Agent: Salman Rushdie hat Augenlicht wegen Attacke verloren

Das Attentat auf den Schriftsteller Salman Rushdie schockierte nicht nur die Literaturwelt. Nun berichtet sein Agent von den schweren körperlichen Folgen des Angriffs.

Der Autor Salman Rushdie bei einem Auftritt im Jahr 2017.
Der Autor Salman Rushdie bei einem Auftritt im Jahr 2017.AP/Grant Pollard

Der Schriftsteller Salman Rushdie, 75, hat infolge des Attentats vom 12. August ein Augenlicht verloren. Das verriet der Agent des Autors, Andrew Wylie, der spanischen Zeitung El País am Rande der Frankfurter Buchmesse. Der britisch-indische Schriftsteller könne zudem eine Hand nicht mehr bewegen, weil beim Messerangriff die Nerven durchtrennt worden seien.
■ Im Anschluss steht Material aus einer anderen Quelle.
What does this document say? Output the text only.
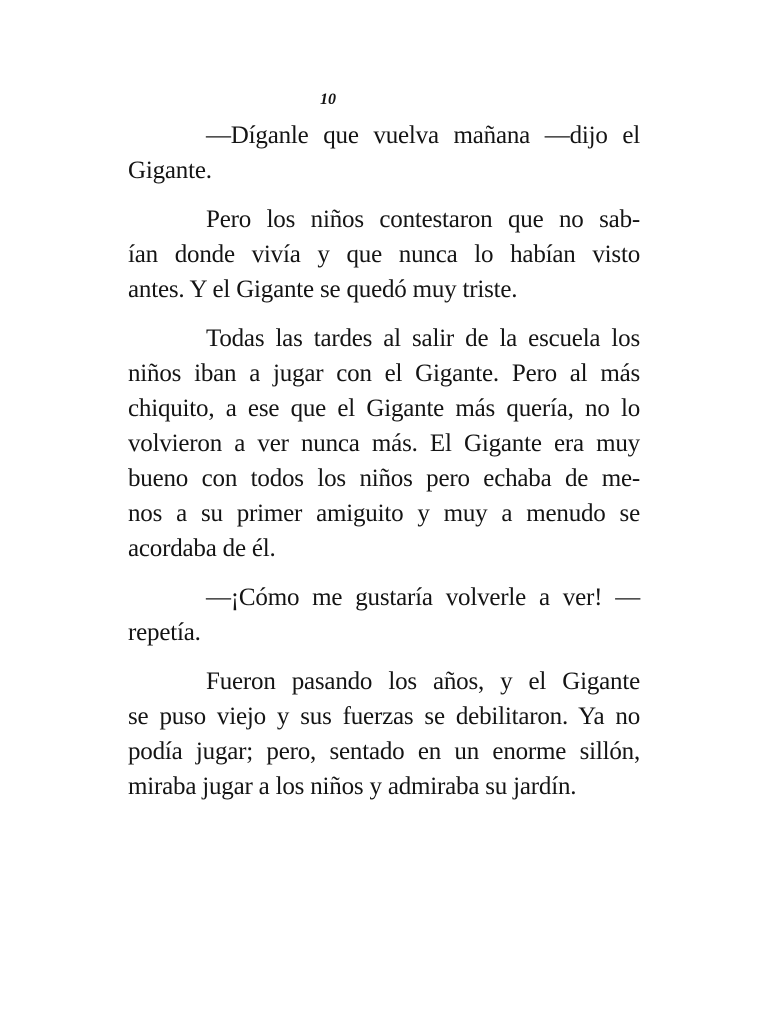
10

—Díganle que vuelva mañana —dijo el
Gigante.

Pero los niños contestaron que no sab-
ían donde vivía y que nunca lo habían visto
antes. Y el Gigante se quedó muy triste.

Todas las tardes al salir de la escuela los
niños iban a jugar con el Gigante. Pero al más
chiquito, a ese que el Gigante más quería, no lo
volvieron a ver nunca más. El Gigante era muy
bueno con todos los niños pero echaba de me-
nos a su primer amiguito y muy a menudo se
acordaba de él.

—¡Cómo me gustaría volverle a ver! —
repetía.

Fueron pasando los años, y el Gigante
se puso viejo y sus fuerzas se debilitaron. Ya no
podía jugar; pero, sentado en un enorme sillón,
miraba jugar a los niños y admiraba su jardín.
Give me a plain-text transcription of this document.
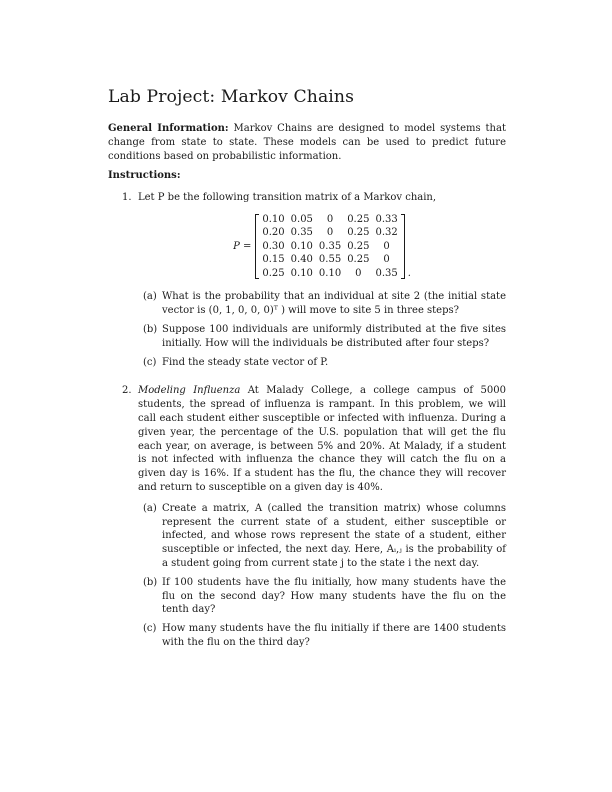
Lab Project: Markov Chains

General Information: Markov Chains are designed to model systems that change from state to state. These models can be used to predict future conditions based on probabilistic information.

Instructions:
1. Let P be the following transition matrix of a Markov chain,

P =
0.10	0.05	0	0.25	0.33
0.20	0.35	0	0.25	0.32
0.30	0.10	0.35	0.25	0
0.15	0.40	0.55	0.25	0
0.25	0.10	0.10	0	0.35 .
(a) What is the probability that an individual at site 2 (the initial state vector is (0, 1, 0, 0, 0)ᵀ ) will move to site 5 in three steps?
(b) Suppose 100 individuals are uniformly distributed at the five sites initially. How will the individuals be distributed after four steps?
(c) Find the steady state vector of P.
2. Modeling Influenza At Malady College, a college campus of 5000 students, the spread of influenza is rampant. In this problem, we will call each student either susceptible or infected with influenza. During a given year, the percentage of the U.S. population that will get the flu each year, on average, is between 5% and 20%. At Malady, if a student is not infected with influenza the chance they will catch the flu on a given day is 16%. If a student has the flu, the chance they will recover and return to susceptible on a given day is 40%.

(a) Create a matrix, A (called the transition matrix) whose columns represent the current state of a student, either susceptible or infected, and whose rows represent the state of a student, either susceptible or infected, the next day. Here, Aᵢ,ⱼ is the probability of a student going from current state j to the state i the next day.
(b) If 100 students have the flu initially, how many students have the flu on the second day? How many students have the flu on the tenth day?
(c) How many students have the flu initially if there are 1400 students with the flu on the third day?
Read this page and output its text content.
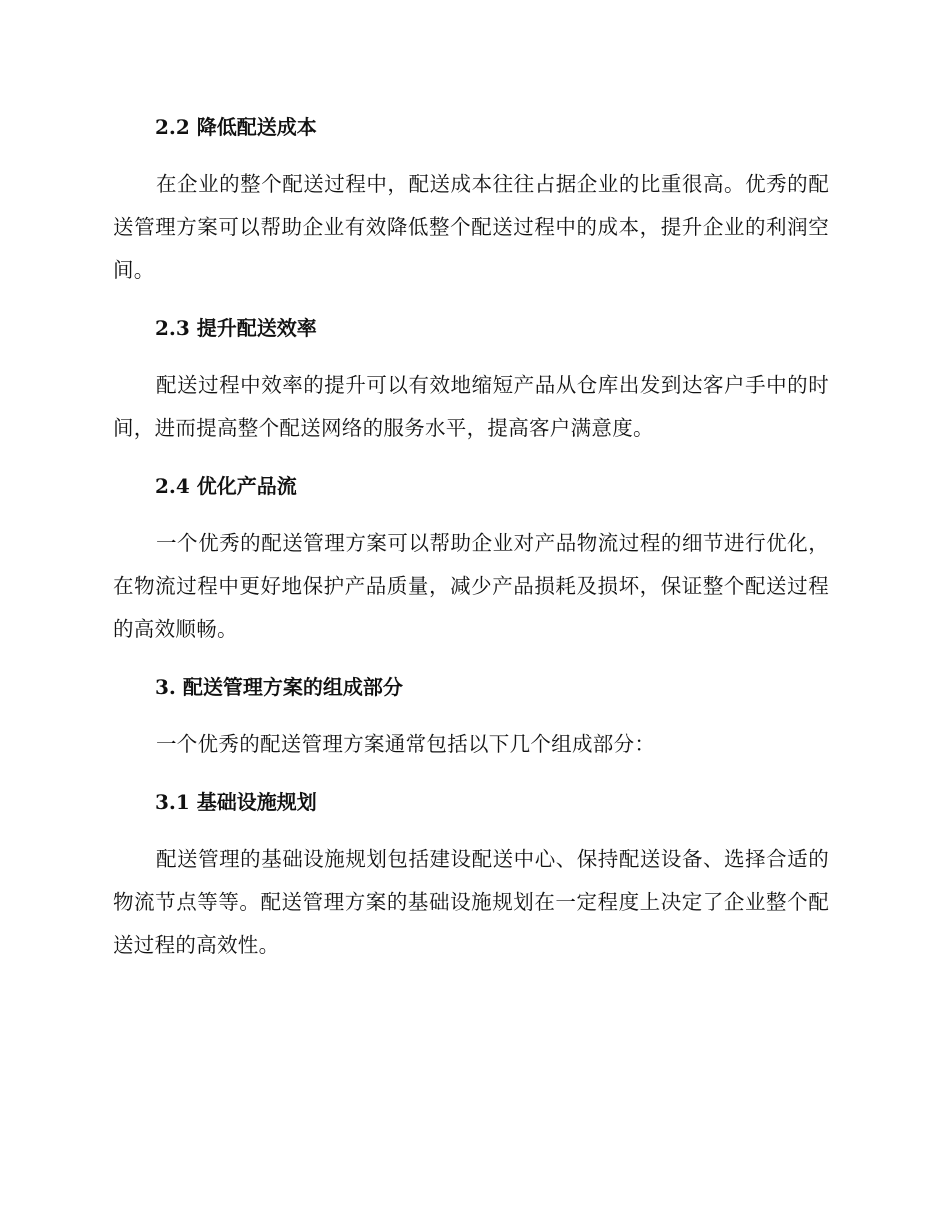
2.2 降低配送成本

在企业的整个配送过程中，配送成本往往占据企业的比重很高。优秀的配送管理方案可以帮助企业有效降低整个配送过程中的成本，提升企业的利润空间。

2.3 提升配送效率

配送过程中效率的提升可以有效地缩短产品从仓库出发到达客户手中的时间，进而提高整个配送网络的服务水平，提高客户满意度。

2.4 优化产品流

一个优秀的配送管理方案可以帮助企业对产品物流过程的细节进行优化，在物流过程中更好地保护产品质量，减少产品损耗及损坏，保证整个配送过程的高效顺畅。

3. 配送管理方案的组成部分

一个优秀的配送管理方案通常包括以下几个组成部分：

3.1 基础设施规划

配送管理的基础设施规划包括建设配送中心、保持配送设备、选择合适的物流节点等等。配送管理方案的基础设施规划在一定程度上决定了企业整个配送过程的高效性。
Auf die Frage des Blattes, wie es Rushdie knapp zweieinhalb Monate nach der Attacke gehe, erklärte Wylie: „Die Wunden sind tief (...) Er erlitt drei schwere Wunden am Hals und weitere 15 an Rücken und Oberkörper. Es war ein brutaler Angriff.“

Wo sich Rushdie derzeit aufhält und ob er noch im Krankenhaus behandelt wird, wollte der Agent nicht sagen. „Ich kann keine Auskunft über seinen Aufenthaltsort geben. Aber ich kann sagen, dass er überleben wird. Und das ist das Wichtigste.“

Rushdie ist seit Jahrzehnten Feindbild islamischer Fundamentalisten

Rushdies neuer Roman „Victory City“ soll im April 2023 auf Deutsch erscheinen. „Der Roman spielt in Südindien im 14. Jahrhundert und erzählt die Geschichte eines jungen Mädchens, das von einer Göttin auserwählt wird“, heißt es vom Penguin-Verlag.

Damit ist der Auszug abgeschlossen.